Todd Sechser headshot

Todd Sechser

Todd S. Sechser, a Miller Center faculty senior fellow, is the Pamela Feinour Edmonds and Franklin S. Edmonds, Jr. Discovery Professor of Politics at the University of Virginia and professor of public policy at the Batten School of Leadership and Public Policy. Sechser's research focuses on deterrence, coercive diplomacy, military technology, and nuclear security.
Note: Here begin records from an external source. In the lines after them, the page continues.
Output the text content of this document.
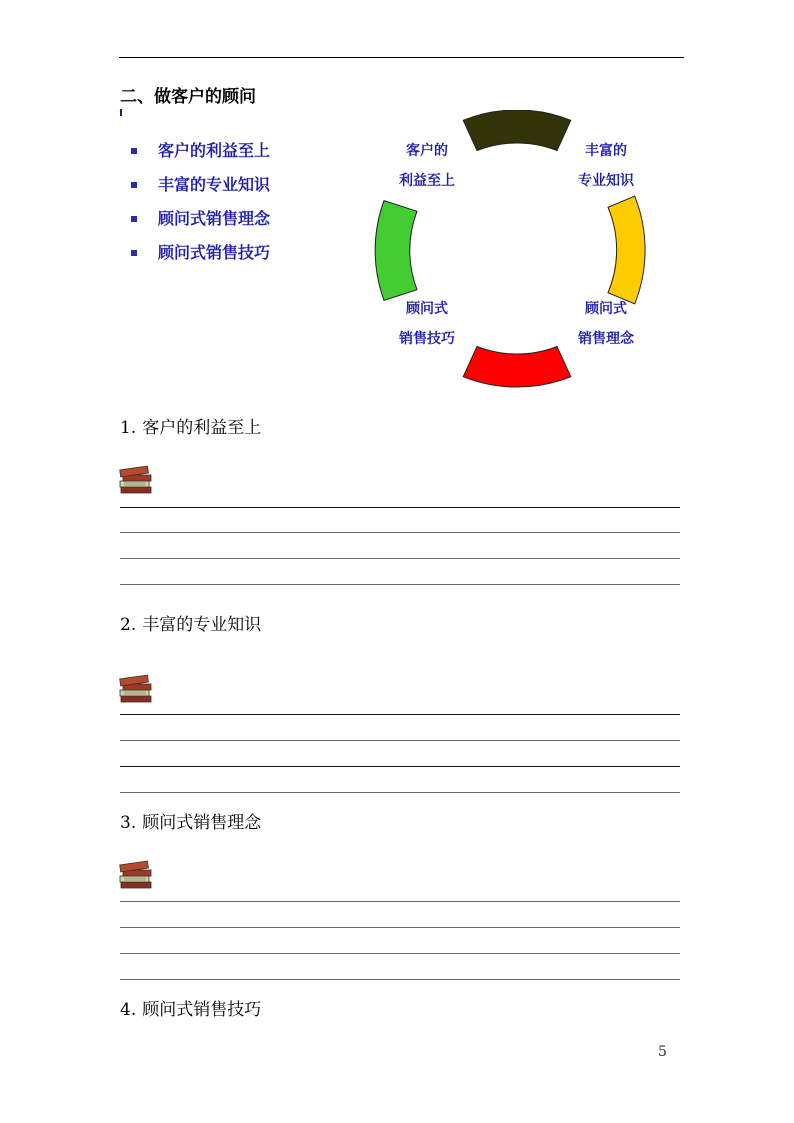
二、做客户的顾问
客户的利益至上
丰富的专业知识
顾问式销售理念
顾问式销售技巧
客户的
利益至上
丰富的
专业知识
顾问式
销售技巧
顾问式
销售理念
1. 客户的利益至上
2. 丰富的专业知识
3. 顾问式销售理念
4. 顾问式销售技巧
5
He is the director of the Program on Strategic Stability Evaluation, a multi-university working group studying the effects of new technologies on international security. His writing on policy issues has been published in the Washington Post, Wall Street Journal, Boston Globe, and the Christian Science Monitor, and he regularly consults for government and military agencies.

Marc Selverstone headshot

Marc Selverstone

Marc Selverstone is an associate professor in presidential studies at the Miller Center and chair of the Center’s Presidential Recordings Program. He earned a B.A. in philosophy from Trinity College (CT), a Master’s in international affairs from Columbia University, and a Ph.D. in history from Ohio University. A historian of the Cold War, he is the author of Constructing the Monolith: The United States, Great Britain, and International Communism, 1945-1950 (Harvard), which won the Stuart L. Bernath Book Prize from the Society for Historians of American Foreign Relations. As chair of the Recordings Program, Selverstone edits the Secret White House Tapes of Presidents John F. Kennedy, Lyndon B. Johnson, and Richard M. Nixon. He is the general editor of The Presidential Recordings Digital Edition, the primary online portal for transcripts of the tapes, published by the University of Virginia Press.